Freitas Neto, Elba Ramalho e um jumento embriagado
Pode haver um imponderável na política

Trecho da crônica O imponderável na política, de Gaudêncio Torquato, publicada no blog do Noblat, Metrópoles
Começo contando o caso do jumento no Piaui. Eleições de 1986, comício de encerramento de Freitas Neto, do antigo PFL, na Praça do Marquês. Desde a manhã os carros de som convidavam o povo para o monumental show de Elba Ramalho. Às 18 horas, praça lotada, a massa urrava: “Queremos Elba, queremos Elba!”. Os caminhões com os equipamentos de som só chegaram em cima da hora do comício. Começou a cair um toró. Pipocos e faíscas. Os cabos, em curto-circuito, queimaram. Comício sem som? Elba mostrou o contrato: “Sem som não canto”. Sob insistente apelo do candidato, propôs cantar uma música. Arrumaram um banjo para acompanhá-la. Nem mesmo começara a cantar, passou a vociferar: “Imbecis, ignorantes, não façam isso”. No meio da multidão, a cena constrangedora: alguns bêbados abriam a boca de um jumento, derramando nela uma garrafa de cachaça. Sob apupos, acabava o comício.

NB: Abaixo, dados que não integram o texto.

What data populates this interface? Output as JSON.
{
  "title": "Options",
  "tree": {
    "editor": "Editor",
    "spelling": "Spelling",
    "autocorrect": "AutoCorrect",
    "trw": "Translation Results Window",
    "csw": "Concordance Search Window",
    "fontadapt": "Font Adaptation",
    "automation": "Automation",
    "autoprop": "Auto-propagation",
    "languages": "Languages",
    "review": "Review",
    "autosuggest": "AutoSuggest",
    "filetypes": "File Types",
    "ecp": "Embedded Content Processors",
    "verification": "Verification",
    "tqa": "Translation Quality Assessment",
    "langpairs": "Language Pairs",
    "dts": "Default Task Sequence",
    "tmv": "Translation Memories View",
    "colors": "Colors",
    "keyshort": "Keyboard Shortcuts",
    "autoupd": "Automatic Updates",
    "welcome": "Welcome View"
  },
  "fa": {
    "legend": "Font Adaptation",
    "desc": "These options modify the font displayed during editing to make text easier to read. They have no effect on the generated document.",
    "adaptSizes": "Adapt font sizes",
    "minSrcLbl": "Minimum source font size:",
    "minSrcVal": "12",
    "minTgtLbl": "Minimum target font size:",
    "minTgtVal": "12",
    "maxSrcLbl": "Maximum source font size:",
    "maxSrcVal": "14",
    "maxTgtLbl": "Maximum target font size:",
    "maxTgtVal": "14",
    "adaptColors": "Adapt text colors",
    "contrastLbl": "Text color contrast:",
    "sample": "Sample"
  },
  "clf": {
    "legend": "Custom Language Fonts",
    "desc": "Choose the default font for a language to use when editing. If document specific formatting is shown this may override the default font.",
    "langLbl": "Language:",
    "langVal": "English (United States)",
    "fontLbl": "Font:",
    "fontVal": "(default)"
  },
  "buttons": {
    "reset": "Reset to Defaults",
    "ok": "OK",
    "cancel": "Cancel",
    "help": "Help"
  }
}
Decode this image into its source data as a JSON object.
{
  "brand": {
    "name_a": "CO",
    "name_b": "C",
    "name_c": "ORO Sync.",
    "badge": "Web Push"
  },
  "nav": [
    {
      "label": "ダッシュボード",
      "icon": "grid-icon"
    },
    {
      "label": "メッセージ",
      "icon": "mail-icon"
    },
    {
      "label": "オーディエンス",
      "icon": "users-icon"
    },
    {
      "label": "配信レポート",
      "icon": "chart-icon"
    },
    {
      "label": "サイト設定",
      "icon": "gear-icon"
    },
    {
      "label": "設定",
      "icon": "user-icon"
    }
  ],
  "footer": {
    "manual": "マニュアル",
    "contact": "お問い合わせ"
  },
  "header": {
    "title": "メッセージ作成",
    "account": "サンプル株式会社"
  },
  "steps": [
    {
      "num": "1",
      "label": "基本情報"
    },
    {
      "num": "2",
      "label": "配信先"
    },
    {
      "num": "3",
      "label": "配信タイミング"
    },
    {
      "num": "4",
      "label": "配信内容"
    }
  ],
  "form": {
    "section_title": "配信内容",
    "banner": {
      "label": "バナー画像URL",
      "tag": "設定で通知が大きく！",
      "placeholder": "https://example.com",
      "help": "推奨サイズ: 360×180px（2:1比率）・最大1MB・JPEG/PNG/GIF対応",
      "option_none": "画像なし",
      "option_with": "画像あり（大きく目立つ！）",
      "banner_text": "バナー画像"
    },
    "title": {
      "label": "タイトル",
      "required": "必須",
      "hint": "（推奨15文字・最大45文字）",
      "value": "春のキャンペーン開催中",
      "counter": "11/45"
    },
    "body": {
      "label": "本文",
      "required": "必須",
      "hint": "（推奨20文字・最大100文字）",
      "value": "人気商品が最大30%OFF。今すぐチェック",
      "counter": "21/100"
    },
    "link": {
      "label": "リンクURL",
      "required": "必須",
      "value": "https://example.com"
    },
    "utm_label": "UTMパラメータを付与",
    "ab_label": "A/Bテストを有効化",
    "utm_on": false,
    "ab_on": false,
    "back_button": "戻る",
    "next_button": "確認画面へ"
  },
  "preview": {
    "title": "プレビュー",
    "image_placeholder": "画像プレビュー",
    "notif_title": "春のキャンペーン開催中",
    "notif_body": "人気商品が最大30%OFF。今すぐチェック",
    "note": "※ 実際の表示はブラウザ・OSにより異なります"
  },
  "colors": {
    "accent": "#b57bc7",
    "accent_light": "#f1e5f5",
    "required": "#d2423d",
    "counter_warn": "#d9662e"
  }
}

As pesquisas nos davam, às vésperas do dia das eleições – em 15 de novembro de 1986 – entre 3% e 5% a mais que o adversário. Garantia do Instituto Gallup, por meio de Carlos Matheus, seu diretor, estabelecido em São Paulo. “Fiz e refiz”, dizia ele. Vibramos. No dia da eleição, senti em Teresina um clima de velório. Acompanhei Freitas Neto às urnas. Pouco aclamado. Perdemos a campanha por 1%. Concluí que um evento infeliz contribuiu para nossa derrota. Um showmício, que acabou sendo um caso de reversão de expectativas. O caso foi contado de boca a boca.
Às vezes, em minhas palestras, surge a pergunta:
– Professor, não pode haver um imponderável na política?
Respondo: Pode, sim. Por exemplo, um jumento embriagado no Piauí.